When the U.S. Supreme Court, even as it validated the constitutionality of the Affordable Care Act’s individual mandate, held that Congress could not require states to participate in ACA’s Medicaid expansion as a condition for participation in the Medicaid program, no one (so far as I can recall) predicted it might make Medicaid largely bullet-proof in short-term budget negotiations. But that’s largely what has happened, at least in the current round of fiscal talks. Here’s WaPo’s Sarah Cliff:
[A]s legislators eye entitlements as one way to cut the deficit, advocates see a silver lining in the Supreme Court’s decision: The White House appears reticent to cut Medicaid at the same time it’s trying to woo governors into participating in a crucial Affordable Care Act provision.
“There’s a deep realization among Democrats that the Supreme Court altered the dynamic on Medicaid,” said Neera Tanden, president of the left-leaning Center for American Progress. “We live in a new reality where any additional burdens to Medicaid could have new meaning.”
“I have participated in many different types of meeting that included White House staff, and there’s a strong conviction that Medicaid really deserves the highest protection,” said Ron Pollack, president of health advocacy group Families USA. “The Supreme Court decision changed the dynamic of the process, in a way that requires stronger protection of federal funding to the states.”
The basic logic is that in the 23 states that have not yet decided whether to participate in the Medicaid expansion, any indication that the federal government’s commitment to bearing its high share of the burden of financing the program could prove to be political dynamite. For its part, aside from the desire to implement Obamacare as it was originally designed, the administration is already struggling with the task of establishing health exchanges in states that are not cooperating by creating their own. States rejecting the Medicaid expansion place additional strains on the exchanges, which will have to pick up millions of people who might have been covered by Medicaid.
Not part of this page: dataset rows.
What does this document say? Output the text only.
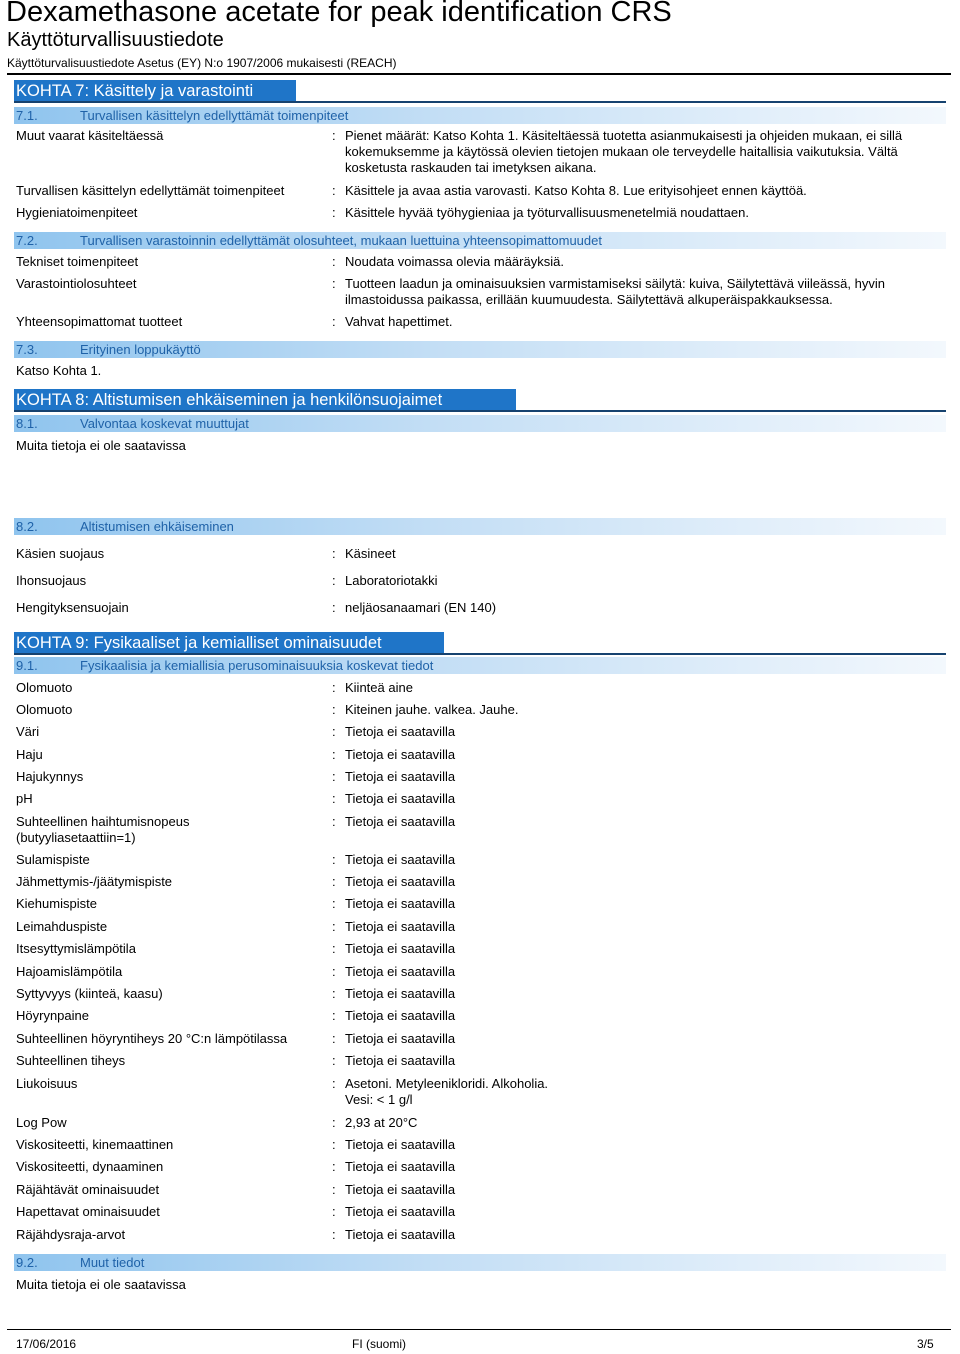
Dexamethasone acetate for peak identification CRS
Käyttöturvallisuustiedote
Käyttöturvalisuustiedote Asetus (EY) N:o 1907/2006 mukaisesti (REACH)
KOHTA 7: Käsittely ja varastointi
7.1.	Turvallisen käsittelyn edellyttämät toimenpiteet
Muut vaarat käsiteltäessä	: Pienet määrät: Katso Kohta 1. Käsiteltäessä tuotetta asianmukaisesti ja ohjeiden mukaan, ei sillä kokemuksemme ja käytössä olevien tietojen mukaan ole terveydelle haitallisia vaikutuksia. Vältä kosketusta raskauden tai imetyksen aikana.
Turvallisen käsittelyn edellyttämät toimenpiteet	: Käsittele ja avaa astia varovasti. Katso Kohta 8. Lue erityisohjeet ennen käyttöä.
Hygieniatoimenpiteet	: Käsittele hyvää työhygieniaa ja työturvallisuusmenetelmiä noudattaen.
7.2.	Turvallisen varastoinnin edellyttämät olosuhteet, mukaan luettuina yhteensopimattomuudet
Tekniset toimenpiteet	: Noudata voimassa olevia määräyksiä.
Varastointiolosuhteet	: Tuotteen laadun ja ominaisuuksien varmistamiseksi säilytä: kuiva, Säilytettävä viileässä, hyvin ilmastoidussa paikassa, erillään kuumuudesta. Säilytettävä alkuperäispakkauksessa.
Yhteensopimattomat tuotteet	: Vahvat hapettimet.
7.3.	Erityinen loppukäyttö
Katso Kohta 1.
KOHTA 8: Altistumisen ehkäiseminen ja henkilönsuojaimet
8.1.	Valvontaa koskevat muuttujat
Muita tietoja ei ole saatavissa
8.2.	Altistumisen ehkäiseminen
Käsien suojaus	: Käsineet
Ihonsuojaus	: Laboratoriotakki
Hengityksensuojain	: neljäosanaamari (EN 140)
KOHTA 9: Fysikaaliset ja kemialliset ominaisuudet
9.1.	Fysikaalisia ja kemiallisia perusominaisuuksia koskevat tiedot
Olomuoto	: Kiinteä aine
Olomuoto	: Kiteinen jauhe. valkea. Jauhe.
Väri	: Tietoja ei saatavilla
Haju	: Tietoja ei saatavilla
Hajukynnys	: Tietoja ei saatavilla
pH	: Tietoja ei saatavilla
Suhteellinen haihtumisnopeus (butyyliasetaattiin=1)
: Tietoja ei saatavilla
Sulamispiste	: Tietoja ei saatavilla
Jähmettymis-/jäätymispiste	: Tietoja ei saatavilla
Kiehumispiste	: Tietoja ei saatavilla
Leimahduspiste	: Tietoja ei saatavilla
Itsesyttymislämpötila	: Tietoja ei saatavilla
Hajoamislämpötila	: Tietoja ei saatavilla
Syttyvyys (kiinteä, kaasu)	: Tietoja ei saatavilla
Höyrynpaine	: Tietoja ei saatavilla
Suhteellinen höyryntiheys 20 °C:n lämpötilassa	: Tietoja ei saatavilla
Suhteellinen tiheys	: Tietoja ei saatavilla
Liukoisuus	: Asetoni. Metyleenikloridi. Alkoholia.
Vesi: < 1 g/l
Log Pow	: 2,93 at 20°C
Viskositeetti, kinemaattinen	: Tietoja ei saatavilla
Viskositeetti, dynaaminen	: Tietoja ei saatavilla
Räjähtävät ominaisuudet	: Tietoja ei saatavilla
Hapettavat ominaisuudet	: Tietoja ei saatavilla
Räjähdysraja-arvot	: Tietoja ei saatavilla
9.2.	Muut tiedot
Muita tietoja ei ole saatavissa
17/06/2016	FI (suomi)	3/5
Says Bob Greenstein of the Center for Budget and Policy Priorites and a tireless advocate for Medicaid and other federal-state low-income programs:
“The states’ decisions are probably the single most consequential decisions for Medicaid in 40 years,” he said. “The White House understands that. this is the single issue where the savings they’re pursuing are less significant than the ones proposed in their 2013 budget.”
That’s quite a welcome turn of events, since not that very long ago the big question about Medicaid was whether a Republican president and Congress might all but obliterate the program by turning it into a block grant, with big red flashing signals inviting the very state officials hostile to the ACA Medicaid expansion to move in the opposite direction, cutting benefits and eligibility radically.